Resetting and postnatal maturation of oxygen chemosensitivity in rat carotid chemoreceptor cells

• Published in: The Journal of physiology Vol. 514; no. 2; pp. 493 - 503
• Main Authors: Wasicko, M. J., Sterni, L. M., Bamford, O. S., Montrose, M. H., Carroll, J. L.
• Format: Journal Article
• Language: English
• Published: Oxford, UK The Physiological Society 15.01.1999; Blackwell Science Ltd; Blackwell Science Inc
• Subjects: Aging - physiology; Animals; Animals, Newborn; Calcium - metabolism; Carotid Body - cytology; Carotid Body - growth & development; Carotid Body - physiology; Cell Hypoxia - physiology; Chemoreceptor Cells - cytology; Chemoreceptor Cells - drug effects; Chemoreceptor Cells - physiology; Cytosol - metabolism; Fetus; In Vitro Techniques; Original; Oxygen - pharmacology; Potassium Chloride - pharmacology; Rats
• ISSN: 0022-3751; 1469-7793
• DOI: 10.1111/j.1469-7793.1999.493ae.x

Carotid chemoreceptor sensitivity is minimal immediately after birth and increases with postnatal age. In the present study we have investigated the peri- and postnatal developmental time course of [Ca 2+ ] i responses to hypoxia in clusters of type I cells isolated from near-term fetal rats and rats that were 1, 3, 7, 11, 14 and 21 days old, using the Ca 2+ -sensitive fluoroprobe fura-2. In type I cells from all age groups a graded increase in [Ca 2+ ] i occurred in response to lowering the P O 2 from 150 mmHg to 70, 35, 14, 7, 2 and 0 mmHg.

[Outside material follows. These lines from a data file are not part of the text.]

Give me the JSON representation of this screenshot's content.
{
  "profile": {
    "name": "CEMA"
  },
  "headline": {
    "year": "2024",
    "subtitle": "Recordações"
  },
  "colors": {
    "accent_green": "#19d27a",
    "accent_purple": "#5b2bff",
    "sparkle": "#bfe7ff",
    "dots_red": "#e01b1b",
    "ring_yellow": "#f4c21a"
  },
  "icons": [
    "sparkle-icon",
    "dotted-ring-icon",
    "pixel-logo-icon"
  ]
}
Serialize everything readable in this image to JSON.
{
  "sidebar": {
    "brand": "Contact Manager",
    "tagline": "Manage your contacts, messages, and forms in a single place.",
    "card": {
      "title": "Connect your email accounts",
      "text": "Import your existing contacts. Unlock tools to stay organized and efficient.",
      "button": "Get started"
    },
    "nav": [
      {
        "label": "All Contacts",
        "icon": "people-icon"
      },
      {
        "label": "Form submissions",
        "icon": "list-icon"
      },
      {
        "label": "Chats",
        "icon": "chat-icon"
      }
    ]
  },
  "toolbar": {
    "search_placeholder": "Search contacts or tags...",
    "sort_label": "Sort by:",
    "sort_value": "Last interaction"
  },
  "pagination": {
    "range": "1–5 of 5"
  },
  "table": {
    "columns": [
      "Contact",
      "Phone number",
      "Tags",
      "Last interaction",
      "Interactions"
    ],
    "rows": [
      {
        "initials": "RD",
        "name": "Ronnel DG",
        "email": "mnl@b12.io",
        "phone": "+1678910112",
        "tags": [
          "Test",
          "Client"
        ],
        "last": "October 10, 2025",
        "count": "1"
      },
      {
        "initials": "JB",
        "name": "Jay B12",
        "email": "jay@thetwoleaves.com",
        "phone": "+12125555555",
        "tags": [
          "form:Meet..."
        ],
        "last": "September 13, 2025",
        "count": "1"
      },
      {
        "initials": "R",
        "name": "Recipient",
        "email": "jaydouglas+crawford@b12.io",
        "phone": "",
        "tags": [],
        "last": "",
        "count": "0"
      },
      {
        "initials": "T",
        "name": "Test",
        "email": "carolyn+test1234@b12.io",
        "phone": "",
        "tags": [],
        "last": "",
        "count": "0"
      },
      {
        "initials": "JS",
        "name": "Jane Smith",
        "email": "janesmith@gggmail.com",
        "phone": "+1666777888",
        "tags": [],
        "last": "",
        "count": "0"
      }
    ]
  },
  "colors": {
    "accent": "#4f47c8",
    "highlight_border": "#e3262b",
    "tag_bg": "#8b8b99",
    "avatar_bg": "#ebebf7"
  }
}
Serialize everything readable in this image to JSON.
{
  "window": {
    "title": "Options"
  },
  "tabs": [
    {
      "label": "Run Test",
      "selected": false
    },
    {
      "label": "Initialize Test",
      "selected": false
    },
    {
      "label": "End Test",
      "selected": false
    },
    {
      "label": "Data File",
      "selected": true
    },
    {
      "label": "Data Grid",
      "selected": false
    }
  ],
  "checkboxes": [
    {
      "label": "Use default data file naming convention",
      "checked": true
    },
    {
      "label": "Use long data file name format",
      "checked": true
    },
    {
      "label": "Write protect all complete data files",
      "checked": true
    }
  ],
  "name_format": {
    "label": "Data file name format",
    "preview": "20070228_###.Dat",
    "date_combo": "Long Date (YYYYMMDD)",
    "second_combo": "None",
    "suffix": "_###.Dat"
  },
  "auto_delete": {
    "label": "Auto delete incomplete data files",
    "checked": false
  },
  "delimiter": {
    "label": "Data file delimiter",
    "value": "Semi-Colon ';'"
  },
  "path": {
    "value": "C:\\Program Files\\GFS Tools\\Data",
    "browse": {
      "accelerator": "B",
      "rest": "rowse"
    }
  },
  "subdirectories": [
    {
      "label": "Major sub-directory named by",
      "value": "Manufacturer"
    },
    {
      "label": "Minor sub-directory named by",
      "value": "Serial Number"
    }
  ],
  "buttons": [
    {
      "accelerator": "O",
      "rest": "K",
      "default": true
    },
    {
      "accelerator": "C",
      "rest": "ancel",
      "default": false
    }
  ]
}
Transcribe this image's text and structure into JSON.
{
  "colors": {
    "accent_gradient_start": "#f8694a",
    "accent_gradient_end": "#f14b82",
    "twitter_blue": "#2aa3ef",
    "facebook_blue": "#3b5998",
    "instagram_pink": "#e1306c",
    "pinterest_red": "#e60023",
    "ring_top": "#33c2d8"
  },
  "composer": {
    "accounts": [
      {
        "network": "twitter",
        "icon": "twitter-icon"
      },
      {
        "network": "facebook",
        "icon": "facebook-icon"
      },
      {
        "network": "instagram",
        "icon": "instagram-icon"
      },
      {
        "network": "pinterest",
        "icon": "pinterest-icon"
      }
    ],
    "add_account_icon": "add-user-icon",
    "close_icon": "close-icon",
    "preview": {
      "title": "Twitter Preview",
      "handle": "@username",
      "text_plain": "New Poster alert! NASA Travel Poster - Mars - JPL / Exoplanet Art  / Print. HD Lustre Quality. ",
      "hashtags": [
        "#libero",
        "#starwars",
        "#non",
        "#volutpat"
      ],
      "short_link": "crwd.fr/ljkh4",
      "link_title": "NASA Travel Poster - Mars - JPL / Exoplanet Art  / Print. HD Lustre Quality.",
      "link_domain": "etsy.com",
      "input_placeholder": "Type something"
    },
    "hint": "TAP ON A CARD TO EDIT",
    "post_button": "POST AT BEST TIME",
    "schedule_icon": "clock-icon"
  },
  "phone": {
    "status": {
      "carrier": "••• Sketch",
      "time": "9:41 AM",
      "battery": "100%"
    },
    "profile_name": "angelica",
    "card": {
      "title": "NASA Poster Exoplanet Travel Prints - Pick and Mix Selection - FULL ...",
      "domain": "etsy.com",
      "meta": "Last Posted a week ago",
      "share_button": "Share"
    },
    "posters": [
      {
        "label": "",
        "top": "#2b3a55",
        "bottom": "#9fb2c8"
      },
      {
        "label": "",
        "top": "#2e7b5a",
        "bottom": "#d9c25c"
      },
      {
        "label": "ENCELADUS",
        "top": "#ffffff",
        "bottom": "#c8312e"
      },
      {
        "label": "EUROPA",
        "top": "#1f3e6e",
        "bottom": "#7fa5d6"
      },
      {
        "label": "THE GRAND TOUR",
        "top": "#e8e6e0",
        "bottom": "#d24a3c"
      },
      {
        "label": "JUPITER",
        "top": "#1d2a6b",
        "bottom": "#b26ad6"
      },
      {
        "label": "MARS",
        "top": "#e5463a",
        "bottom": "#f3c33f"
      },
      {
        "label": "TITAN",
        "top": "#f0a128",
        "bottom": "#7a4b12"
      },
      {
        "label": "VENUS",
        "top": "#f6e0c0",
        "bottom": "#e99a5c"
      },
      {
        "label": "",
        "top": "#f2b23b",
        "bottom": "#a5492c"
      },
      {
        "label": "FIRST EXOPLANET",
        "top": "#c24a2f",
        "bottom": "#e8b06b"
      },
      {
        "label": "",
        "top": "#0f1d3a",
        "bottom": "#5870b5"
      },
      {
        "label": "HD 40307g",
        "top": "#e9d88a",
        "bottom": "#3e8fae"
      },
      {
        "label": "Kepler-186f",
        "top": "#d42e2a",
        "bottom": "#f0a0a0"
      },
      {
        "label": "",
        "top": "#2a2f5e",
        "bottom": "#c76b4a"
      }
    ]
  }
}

The graded [Ca 2+ ] i response to hypoxia was hyperbolic at all ages. Type I cells from rats near-term fetal to 1 day old exhibited small [Ca 2+ ] i responses, mainly to the most severe levels of hypoxia. After day 1, an increase in the [Ca 2+ ] i responses to submaximal hypoxia stimulation resulted in a rightward shift in the O 2 response curve. Using the Δ[Ca 2+ ] i between 35 and 2 mmHg P O 2 as an index of O 2 sensitivity, type I cell O 2 sensitivity increased approximately 4- to 5-fold between near-term fetal to 1 day old and 11 to 14 days of age. Exposure to elevated extracellular potassium (10, 20 and 40 m m K + ) caused a dose-dependent [Ca 2+ ] i rise in type I cells from all age groups. There were no age-related changes in [Ca 2+ ] i responses to any level of K + between near-term fetal and 21 days. We conclude that the maximal type I cell [Ca 2+ ] i response to anoxia, as well as the sensitivity to submaximal hypoxic stimulation, of rats aged from near-term fetal to 21 days depends on the level of postnatal maturity. The lack of an age-related increase in the [Ca 2+ ] i response to elevated K + during the timeframe of maximal development of O 2 sensitivity suggests that resetting involves maturation of O 2 sensing, rather than non-specific developmental changes in the [Ca 2+ ] i rise resulting from depolarization.